Question

How do you simplify `cos(arctan(x))`?

Answer 1

`1/sqrt (1 + x^2 )`

Explanation:

Let simplify `cos(Arctan(x))`
Let `y = arctan (x)`
`<=>x=tan(y)`

`x=sin(y)/cos(y)`

We need to have an expression for `cos(y)` only,

`x^2=(sin(y)^2)/(cos(y)^2)`

`x^2+1=cancel(sin(y)^2+cos(y)^2)^(=1)/cos(y)^2`

`1/(x^2+1)=cos(y)^2`

`1/sqrt(x^2+1)=cos(y)=cos(Arctan(x))`

\0/ Here's our answer !

Answer 2

Continuation of my first answer that was edited by another.

Explanation:

Let a = arctan ( x ).

The principal value of `a in ( − π/2, π/2 )`.

Then `tan a = x` and

`0 <= cos a in [ 0, 1 )` ( wrongly marked as [ 0, - 1 ], in my

previous answer, two years ago).

Now, the given expression is

`cos a = 1/sqrt ( 1 + x^2 ), x in ( - pi/2, pi/2 )`.

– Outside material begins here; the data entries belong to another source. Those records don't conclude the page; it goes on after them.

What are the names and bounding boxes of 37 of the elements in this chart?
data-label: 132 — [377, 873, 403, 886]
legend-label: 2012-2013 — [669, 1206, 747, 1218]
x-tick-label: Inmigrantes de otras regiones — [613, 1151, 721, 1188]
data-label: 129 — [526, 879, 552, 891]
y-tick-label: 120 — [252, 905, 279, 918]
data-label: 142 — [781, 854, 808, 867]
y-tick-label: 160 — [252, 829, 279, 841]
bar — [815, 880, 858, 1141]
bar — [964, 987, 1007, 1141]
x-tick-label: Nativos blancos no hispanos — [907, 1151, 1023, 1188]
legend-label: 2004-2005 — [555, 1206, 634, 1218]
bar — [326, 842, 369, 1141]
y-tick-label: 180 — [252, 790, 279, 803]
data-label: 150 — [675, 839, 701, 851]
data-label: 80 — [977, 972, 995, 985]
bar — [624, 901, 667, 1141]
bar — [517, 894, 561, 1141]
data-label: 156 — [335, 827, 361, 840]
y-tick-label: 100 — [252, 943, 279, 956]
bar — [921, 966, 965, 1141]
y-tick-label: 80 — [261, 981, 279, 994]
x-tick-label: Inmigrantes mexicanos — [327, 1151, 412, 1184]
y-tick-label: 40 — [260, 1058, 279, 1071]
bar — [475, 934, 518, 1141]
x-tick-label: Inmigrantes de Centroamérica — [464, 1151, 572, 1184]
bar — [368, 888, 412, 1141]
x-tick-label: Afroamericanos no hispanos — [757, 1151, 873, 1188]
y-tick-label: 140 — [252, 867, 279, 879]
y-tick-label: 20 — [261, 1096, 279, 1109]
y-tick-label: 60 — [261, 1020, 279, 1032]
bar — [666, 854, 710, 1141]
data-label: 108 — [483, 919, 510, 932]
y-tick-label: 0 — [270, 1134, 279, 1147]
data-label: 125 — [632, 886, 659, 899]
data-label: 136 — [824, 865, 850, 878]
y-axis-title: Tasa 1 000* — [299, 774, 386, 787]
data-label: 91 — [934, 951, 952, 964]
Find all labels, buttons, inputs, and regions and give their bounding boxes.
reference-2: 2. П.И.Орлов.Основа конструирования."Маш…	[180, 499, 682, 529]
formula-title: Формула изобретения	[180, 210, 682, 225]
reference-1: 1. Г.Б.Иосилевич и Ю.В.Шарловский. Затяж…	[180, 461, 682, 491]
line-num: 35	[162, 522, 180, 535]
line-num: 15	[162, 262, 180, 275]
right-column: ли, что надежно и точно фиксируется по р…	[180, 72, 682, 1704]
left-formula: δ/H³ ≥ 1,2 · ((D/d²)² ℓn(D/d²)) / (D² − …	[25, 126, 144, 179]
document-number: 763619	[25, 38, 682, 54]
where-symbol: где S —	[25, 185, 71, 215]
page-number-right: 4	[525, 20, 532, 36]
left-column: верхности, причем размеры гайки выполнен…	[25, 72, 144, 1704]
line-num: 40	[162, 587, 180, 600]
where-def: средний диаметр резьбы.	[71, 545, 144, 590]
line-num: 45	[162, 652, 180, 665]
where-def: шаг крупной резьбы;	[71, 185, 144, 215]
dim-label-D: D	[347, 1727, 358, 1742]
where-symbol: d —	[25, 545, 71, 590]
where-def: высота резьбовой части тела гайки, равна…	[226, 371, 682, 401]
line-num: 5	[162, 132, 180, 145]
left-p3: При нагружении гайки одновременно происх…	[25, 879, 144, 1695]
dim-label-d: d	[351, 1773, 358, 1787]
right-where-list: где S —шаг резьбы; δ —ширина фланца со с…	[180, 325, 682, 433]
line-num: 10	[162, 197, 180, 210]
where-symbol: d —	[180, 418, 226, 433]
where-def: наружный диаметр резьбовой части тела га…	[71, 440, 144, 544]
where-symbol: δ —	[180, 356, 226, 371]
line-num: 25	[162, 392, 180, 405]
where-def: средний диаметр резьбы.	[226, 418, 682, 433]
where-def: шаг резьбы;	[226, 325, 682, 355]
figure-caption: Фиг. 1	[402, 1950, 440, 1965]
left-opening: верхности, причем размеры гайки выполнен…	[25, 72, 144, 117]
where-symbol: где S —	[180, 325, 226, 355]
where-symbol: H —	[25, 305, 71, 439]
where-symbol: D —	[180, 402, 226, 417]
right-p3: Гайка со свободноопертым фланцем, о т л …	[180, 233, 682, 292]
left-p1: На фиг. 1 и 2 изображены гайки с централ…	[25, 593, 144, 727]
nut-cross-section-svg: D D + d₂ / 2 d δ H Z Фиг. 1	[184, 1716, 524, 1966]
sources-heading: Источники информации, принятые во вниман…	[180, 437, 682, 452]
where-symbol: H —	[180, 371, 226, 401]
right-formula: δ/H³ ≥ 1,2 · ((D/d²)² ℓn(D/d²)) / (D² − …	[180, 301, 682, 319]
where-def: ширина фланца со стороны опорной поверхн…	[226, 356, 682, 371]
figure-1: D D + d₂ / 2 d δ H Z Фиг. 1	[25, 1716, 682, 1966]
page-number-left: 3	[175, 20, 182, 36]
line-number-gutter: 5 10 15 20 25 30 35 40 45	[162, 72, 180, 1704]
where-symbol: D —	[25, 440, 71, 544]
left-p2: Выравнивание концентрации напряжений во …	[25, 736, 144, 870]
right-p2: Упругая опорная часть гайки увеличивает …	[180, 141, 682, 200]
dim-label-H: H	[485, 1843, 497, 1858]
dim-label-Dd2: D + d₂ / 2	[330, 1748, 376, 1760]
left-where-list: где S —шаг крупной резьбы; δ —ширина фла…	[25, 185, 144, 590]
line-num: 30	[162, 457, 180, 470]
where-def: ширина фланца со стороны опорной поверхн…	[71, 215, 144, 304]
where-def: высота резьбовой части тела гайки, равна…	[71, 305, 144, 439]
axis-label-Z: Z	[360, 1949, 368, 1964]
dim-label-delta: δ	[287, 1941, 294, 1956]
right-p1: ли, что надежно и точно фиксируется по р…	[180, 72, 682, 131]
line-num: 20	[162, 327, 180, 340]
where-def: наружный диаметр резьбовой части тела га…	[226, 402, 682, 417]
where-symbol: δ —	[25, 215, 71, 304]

It is important that `cos a >= 0`, for `a in Q_1` or `Q_4`.

If the piecewise-wholesome general inverse operator

`(tan)^( - 1 )`is used,

`cos (tan)^(-1) x, = +-1/sqrt( 1 + x^2)`

the negative sign is chosen, when `x in Q_3`.

Example:

`cos (arctan 1 ) = 1/sqrt 2, arctan 1 = pi/4.`

`cos (tan)^(-1) 1 = cos ( kpi + pi/4), k = 0, +-1, +-2, +-, ...`

`in Q_1` or `Q_3, x = ...pi/4, 5/4pi, ...`

So, the value is `+-1/sqrt 2`..

My intention, in this approach, is to inform about nuances..

So, I am making a second answer,